Het hoofddoel van het FRIEND-project is om tot succesvolle implementatie van integrale valpreventie-interventies in de wijk te komen. Aan de hand van actiegericht onderzoek streven we naar inzicht en realisatie van succesvolle implementatiestrategieën, waarbij specifiek wordt ingegaan op interprofessionele samenwerking en op het werven en behouden van ouderen voor deze valpreventie-interventies (VPI’s). Dit is belangrijk omdat de potentie van bewezen effectieve VPI’s niet wordt bereikt doordat deze in bepekte mate daadwerkelijk worden geïmplementeerd.

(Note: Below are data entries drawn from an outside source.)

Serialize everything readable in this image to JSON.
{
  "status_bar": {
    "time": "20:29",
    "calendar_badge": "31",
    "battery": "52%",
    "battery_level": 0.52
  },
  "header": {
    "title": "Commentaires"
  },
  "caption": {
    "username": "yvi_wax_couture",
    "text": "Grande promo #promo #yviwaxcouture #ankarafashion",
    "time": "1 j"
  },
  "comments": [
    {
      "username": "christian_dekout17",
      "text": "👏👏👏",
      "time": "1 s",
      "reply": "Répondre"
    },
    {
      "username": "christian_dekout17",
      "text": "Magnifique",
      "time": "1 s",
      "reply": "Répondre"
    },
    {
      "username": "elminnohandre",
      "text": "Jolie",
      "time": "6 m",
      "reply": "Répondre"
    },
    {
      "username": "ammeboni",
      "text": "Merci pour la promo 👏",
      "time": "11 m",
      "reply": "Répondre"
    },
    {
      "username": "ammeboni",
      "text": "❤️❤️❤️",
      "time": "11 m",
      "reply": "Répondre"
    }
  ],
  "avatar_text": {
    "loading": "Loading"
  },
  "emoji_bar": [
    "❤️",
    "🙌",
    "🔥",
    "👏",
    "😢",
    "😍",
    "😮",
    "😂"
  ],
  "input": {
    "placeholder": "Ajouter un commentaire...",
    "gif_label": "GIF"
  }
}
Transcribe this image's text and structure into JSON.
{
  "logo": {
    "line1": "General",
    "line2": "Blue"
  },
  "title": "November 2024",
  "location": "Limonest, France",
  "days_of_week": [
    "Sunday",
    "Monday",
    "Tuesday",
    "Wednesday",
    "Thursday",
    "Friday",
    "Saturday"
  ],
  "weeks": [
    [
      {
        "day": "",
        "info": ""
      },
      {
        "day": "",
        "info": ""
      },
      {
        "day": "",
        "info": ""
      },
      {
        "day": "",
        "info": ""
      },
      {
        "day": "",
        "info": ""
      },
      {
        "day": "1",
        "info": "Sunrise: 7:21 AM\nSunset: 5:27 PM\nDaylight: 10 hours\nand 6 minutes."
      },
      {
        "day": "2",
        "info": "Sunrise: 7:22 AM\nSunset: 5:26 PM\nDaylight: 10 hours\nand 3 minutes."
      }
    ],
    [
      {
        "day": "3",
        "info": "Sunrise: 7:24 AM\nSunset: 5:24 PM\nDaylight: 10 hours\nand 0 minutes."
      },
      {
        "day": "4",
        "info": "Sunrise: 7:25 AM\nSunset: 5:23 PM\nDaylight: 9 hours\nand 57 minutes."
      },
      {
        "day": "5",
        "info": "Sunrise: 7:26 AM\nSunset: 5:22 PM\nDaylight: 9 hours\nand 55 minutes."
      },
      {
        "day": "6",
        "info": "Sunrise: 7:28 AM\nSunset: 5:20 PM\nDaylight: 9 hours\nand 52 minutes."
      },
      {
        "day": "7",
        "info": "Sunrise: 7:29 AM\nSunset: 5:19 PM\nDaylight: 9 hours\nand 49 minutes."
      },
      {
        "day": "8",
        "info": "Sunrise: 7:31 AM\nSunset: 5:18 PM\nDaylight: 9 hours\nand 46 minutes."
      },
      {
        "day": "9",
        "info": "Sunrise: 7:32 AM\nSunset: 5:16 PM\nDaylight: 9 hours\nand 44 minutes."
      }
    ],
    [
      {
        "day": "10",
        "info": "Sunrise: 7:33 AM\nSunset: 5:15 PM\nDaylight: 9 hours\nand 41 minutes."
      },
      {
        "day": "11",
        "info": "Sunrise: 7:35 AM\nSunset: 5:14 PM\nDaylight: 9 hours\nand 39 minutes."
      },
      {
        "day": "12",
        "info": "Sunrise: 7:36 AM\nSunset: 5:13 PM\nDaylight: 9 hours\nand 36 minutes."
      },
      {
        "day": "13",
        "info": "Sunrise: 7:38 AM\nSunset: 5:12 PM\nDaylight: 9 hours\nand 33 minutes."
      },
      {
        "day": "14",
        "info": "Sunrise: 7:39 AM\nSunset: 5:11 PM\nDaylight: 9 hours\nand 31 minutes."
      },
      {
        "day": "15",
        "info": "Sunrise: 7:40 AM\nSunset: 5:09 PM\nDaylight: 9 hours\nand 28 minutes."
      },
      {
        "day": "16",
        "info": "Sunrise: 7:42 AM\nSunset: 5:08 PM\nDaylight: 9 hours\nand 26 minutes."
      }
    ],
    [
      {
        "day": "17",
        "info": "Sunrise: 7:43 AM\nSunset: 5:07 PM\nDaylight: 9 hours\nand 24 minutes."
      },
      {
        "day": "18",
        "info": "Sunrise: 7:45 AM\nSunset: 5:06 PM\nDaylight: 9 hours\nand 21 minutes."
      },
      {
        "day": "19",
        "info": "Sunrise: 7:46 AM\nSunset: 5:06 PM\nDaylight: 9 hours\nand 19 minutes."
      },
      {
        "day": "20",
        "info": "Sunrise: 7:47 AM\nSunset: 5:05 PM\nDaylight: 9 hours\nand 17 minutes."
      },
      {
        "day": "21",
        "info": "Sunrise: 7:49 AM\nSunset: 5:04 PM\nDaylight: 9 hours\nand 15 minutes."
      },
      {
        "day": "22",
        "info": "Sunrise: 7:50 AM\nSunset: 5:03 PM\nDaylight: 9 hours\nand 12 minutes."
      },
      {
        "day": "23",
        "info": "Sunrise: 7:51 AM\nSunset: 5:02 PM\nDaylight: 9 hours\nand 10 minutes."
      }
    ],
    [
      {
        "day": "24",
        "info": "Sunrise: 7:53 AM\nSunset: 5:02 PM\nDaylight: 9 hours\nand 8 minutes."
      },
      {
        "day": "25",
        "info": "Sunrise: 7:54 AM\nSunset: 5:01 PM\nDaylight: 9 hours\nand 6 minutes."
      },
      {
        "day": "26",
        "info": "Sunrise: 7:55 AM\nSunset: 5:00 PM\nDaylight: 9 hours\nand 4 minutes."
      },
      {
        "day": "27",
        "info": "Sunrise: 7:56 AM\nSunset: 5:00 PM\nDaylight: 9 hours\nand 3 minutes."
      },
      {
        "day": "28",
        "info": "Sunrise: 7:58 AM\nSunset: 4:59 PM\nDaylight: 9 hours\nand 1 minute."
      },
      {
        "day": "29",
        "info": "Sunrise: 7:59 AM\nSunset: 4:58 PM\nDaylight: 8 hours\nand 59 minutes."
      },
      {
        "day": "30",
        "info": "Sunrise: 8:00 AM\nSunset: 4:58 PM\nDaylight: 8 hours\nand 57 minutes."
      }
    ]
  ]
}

Door een betere implementatie in de dagelijkse praktijk kunnen VPI’s een belangrijke bijdrage leveren aan het behoud van (fysieke) zelfredzaamheid van thuiswonende ouderen. De huidige implementatie van bestaande effectieve VPI’s is niet optimaal door o.a. onvoldoende aansluiting bij de wensen en behoeften van ouderen en onvoldoende samenwerking tussen de professionals in de wijk. Het nu ook niet goed kunnen betrekken van deze stakeholders, zou ten koste gaan van effectiviteit van de door ons ontwikkelde implementatiestrategieën. Extra tijdsinvestering is daarom noodzakelijk om ouderen en professionals te bereiken en te motiveren, daarnaast om activiteiten zo vorm te geven dat ze passen bij de wensen en behoeften van betrokkenen t.a.v. de Corona-maatregelen en de actuele omstandigheden. Het uitgangspunt blijft om zoveel mogelijk vast te houden aan het oorspronkelijke onderzoeksplan. Echter, hebben sommige onderzoeksactiviteiten meer tijd gekost en zal dat de komende periode ook zo zijn doordat meer moeite gedaan moet worden voor werving, er extra maatregelen worden genomen bij fysieke ontmoetingen, er meerdere scenario’s uitgedacht worden en er mogelijk meerdere sessies georganiseerd moeten worden. Daarnaast zullen we door de opgedane vertraging later dan oorspronkelijk gepland, starten met de echte implementatie in de wijk. De budget-neutrale verlenging die is geboden zal worden ingezet om de monitoring zo dicht mogelijk bij de oorspronkelijk periode van 48 maanden te laten zijn. De op te leveren resultaten zijn onveranderd t.o.v. het oorspronkelijke voorstel.